Ambas pertencem ao grupo Rockfeller. O mesmo grupo que em finais do século 19, era dono da Standard Oil – empresa de petróleos.
Após Março de 2008, a seguradora Bear Stearns que estava em iminência de ir à falência, foi adquirida pelo JP Morgan Chase.
Os principais perdedores financeiros da “guerra” entre tubarões financeiros são:
- Citigroup Inc – em Portugal conhecido por Citibank, com aqueles abutres que rondam nos hipermercados…
- American Express – os cartões.
- Goldman sachs – afinal ter lá o senhor António Borges, candidato a chefe do PSD não impediu isto…
- Morgan Stanley
O maior banco norte americano é o Citigroup.
Os números 2 e 3 são o Bank of America e o JP Morgan Chase.


Mariel: precisamos de “locomotivas” para quê?

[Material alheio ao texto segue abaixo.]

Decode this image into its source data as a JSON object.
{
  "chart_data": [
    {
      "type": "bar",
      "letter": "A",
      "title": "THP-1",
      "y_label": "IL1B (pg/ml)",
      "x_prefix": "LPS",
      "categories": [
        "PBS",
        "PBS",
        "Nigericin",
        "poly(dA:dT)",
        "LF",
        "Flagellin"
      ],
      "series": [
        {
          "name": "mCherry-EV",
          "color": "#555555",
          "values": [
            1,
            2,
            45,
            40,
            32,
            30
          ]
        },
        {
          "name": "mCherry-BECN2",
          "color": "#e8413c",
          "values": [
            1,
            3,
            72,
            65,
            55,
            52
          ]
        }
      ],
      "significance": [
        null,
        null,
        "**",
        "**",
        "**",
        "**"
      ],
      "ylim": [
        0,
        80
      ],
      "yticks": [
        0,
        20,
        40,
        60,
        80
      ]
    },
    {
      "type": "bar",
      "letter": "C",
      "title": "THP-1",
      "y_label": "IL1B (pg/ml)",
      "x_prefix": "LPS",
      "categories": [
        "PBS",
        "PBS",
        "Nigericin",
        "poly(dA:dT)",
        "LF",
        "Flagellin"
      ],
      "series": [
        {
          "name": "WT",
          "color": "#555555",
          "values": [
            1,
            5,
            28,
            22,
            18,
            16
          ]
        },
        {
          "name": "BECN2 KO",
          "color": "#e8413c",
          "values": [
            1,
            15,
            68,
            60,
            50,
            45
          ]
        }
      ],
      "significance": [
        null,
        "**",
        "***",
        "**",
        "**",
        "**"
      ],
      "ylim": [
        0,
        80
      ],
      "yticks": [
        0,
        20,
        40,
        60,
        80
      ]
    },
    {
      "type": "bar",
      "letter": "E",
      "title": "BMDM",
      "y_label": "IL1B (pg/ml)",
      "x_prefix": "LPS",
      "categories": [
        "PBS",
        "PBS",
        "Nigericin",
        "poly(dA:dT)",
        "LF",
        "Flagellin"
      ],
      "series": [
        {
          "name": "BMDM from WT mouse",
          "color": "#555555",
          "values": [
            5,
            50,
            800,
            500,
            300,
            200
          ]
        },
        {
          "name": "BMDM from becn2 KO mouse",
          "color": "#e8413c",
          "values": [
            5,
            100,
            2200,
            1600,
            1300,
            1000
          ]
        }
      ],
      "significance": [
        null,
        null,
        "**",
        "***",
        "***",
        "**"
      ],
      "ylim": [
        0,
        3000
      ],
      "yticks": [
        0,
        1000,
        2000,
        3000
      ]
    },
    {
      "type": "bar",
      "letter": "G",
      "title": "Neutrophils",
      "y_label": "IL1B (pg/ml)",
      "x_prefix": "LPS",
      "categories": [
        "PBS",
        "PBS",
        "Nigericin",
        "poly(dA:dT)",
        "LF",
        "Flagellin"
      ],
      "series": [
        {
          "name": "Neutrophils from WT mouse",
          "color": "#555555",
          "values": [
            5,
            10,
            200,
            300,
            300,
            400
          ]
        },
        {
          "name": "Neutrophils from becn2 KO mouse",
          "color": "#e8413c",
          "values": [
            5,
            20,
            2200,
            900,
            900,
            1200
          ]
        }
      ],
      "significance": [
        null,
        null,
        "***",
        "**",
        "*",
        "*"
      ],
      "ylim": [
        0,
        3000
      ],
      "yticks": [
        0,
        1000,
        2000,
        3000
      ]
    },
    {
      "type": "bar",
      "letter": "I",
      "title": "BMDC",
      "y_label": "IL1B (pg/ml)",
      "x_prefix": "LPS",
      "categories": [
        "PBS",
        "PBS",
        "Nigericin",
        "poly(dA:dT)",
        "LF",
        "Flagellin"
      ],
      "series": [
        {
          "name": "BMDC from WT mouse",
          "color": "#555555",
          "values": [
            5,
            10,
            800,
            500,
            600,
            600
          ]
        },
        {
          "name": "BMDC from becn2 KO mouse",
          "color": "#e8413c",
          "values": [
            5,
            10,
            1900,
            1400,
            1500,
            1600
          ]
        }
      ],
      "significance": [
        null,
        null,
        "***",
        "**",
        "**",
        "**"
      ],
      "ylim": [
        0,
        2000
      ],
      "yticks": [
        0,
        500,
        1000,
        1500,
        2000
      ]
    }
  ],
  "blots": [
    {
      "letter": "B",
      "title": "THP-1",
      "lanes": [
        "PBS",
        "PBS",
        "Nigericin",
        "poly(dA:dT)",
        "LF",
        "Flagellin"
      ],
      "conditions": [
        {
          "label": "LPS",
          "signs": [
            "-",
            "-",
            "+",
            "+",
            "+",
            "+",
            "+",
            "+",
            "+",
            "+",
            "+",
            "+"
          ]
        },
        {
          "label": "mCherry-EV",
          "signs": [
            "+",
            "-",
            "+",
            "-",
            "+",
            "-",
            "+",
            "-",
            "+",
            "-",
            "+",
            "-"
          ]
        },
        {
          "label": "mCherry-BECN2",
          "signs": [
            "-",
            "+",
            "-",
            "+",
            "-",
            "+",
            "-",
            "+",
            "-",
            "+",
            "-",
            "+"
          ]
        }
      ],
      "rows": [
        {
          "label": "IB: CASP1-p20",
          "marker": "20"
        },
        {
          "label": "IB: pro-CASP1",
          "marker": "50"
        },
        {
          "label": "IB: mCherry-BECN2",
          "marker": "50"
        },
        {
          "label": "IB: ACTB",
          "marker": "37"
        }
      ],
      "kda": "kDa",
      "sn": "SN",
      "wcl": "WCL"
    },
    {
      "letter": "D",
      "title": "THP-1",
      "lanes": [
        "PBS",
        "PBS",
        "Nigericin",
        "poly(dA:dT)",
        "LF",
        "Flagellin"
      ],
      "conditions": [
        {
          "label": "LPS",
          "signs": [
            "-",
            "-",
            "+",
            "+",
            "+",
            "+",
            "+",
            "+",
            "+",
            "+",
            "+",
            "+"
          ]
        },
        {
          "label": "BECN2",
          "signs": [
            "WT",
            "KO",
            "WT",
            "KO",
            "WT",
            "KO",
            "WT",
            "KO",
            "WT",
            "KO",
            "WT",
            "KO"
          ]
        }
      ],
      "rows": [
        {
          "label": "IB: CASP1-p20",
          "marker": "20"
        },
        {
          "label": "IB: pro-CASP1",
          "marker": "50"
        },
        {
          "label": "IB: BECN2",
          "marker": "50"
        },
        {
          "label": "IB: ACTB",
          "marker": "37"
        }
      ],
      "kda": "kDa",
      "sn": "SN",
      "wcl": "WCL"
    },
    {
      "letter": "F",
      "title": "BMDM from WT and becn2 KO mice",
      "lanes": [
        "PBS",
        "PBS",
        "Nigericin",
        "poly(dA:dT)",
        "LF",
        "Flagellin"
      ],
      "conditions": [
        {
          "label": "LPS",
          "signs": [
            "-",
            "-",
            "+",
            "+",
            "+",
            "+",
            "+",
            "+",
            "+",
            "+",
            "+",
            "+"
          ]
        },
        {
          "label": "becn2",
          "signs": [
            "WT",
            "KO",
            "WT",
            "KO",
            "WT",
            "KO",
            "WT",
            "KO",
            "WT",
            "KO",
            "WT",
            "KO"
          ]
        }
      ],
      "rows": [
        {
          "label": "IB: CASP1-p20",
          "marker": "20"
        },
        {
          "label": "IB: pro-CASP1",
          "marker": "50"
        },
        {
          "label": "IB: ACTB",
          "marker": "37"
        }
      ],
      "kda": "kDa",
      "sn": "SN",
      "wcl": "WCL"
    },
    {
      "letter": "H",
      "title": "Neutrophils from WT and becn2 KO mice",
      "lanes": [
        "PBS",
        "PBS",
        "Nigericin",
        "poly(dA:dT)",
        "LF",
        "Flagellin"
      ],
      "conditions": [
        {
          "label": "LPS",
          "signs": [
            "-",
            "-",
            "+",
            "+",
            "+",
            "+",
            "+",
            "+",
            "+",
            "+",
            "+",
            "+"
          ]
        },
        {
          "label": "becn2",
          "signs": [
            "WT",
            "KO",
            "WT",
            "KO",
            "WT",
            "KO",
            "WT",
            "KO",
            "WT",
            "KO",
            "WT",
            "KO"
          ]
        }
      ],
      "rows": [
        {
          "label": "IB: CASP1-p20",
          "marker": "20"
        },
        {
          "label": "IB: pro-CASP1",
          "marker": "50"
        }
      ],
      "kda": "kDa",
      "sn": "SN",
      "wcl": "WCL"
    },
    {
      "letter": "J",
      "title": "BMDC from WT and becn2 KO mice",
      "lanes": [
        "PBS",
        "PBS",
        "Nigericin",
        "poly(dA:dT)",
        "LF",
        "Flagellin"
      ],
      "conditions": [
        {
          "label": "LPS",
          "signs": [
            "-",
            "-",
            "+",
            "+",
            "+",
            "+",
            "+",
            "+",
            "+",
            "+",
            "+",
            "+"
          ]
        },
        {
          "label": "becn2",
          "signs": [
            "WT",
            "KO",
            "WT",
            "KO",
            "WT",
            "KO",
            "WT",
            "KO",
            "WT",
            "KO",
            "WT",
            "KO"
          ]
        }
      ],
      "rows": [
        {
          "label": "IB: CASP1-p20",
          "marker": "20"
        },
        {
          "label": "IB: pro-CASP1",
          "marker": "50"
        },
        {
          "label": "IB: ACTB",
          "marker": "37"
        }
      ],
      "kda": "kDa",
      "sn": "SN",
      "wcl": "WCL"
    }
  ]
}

Para nos venderem minarquismo?
dissidentex
16/06/2009 em 16:20
Acho que o dinheiro é o substituto do poder dos senhores da época medieval. Aliás alguns só se tornaram senhores porque eram os mais capazes, segundo a lei da selva, que foi sempre a única lei, de onde parte tudo. Nos últimos tempos de conquistas do império Romano, a terra era tanta e a fome era mais, que já havia terra conquistada, como direitos, para os lideres da maralha.
Hoje as regras mudaram?
Antes do império Romano, açambarcar a europa no seu tempo, outros não tentaram o mesmo, o império Mongol (Gengis khan), outros mais… Todos deixaram marcas indeléveis. Os USA apesar de terem deixado a marca, do povo que mais contribuiu para o desenvolvimento do Séc XXI, dos maiores propagadores da ideia de mercado, começando por darem o exemplo, desde a sua fundação e o extremo do minarquismo em pleno séc XIX, resta mesmo esperar que seja um apesar… Não nos restam grandes alternativas, em termos de locomotivas, porque temos “fábricas do mundo”, “revisionistas à medida”, “povos multiculturais com problemas de castas e o mundo vai acabar à marrada e só se safa quem tem cornos, mas com inspiradores de moral e bons costumes, tipo o Gandhi”, …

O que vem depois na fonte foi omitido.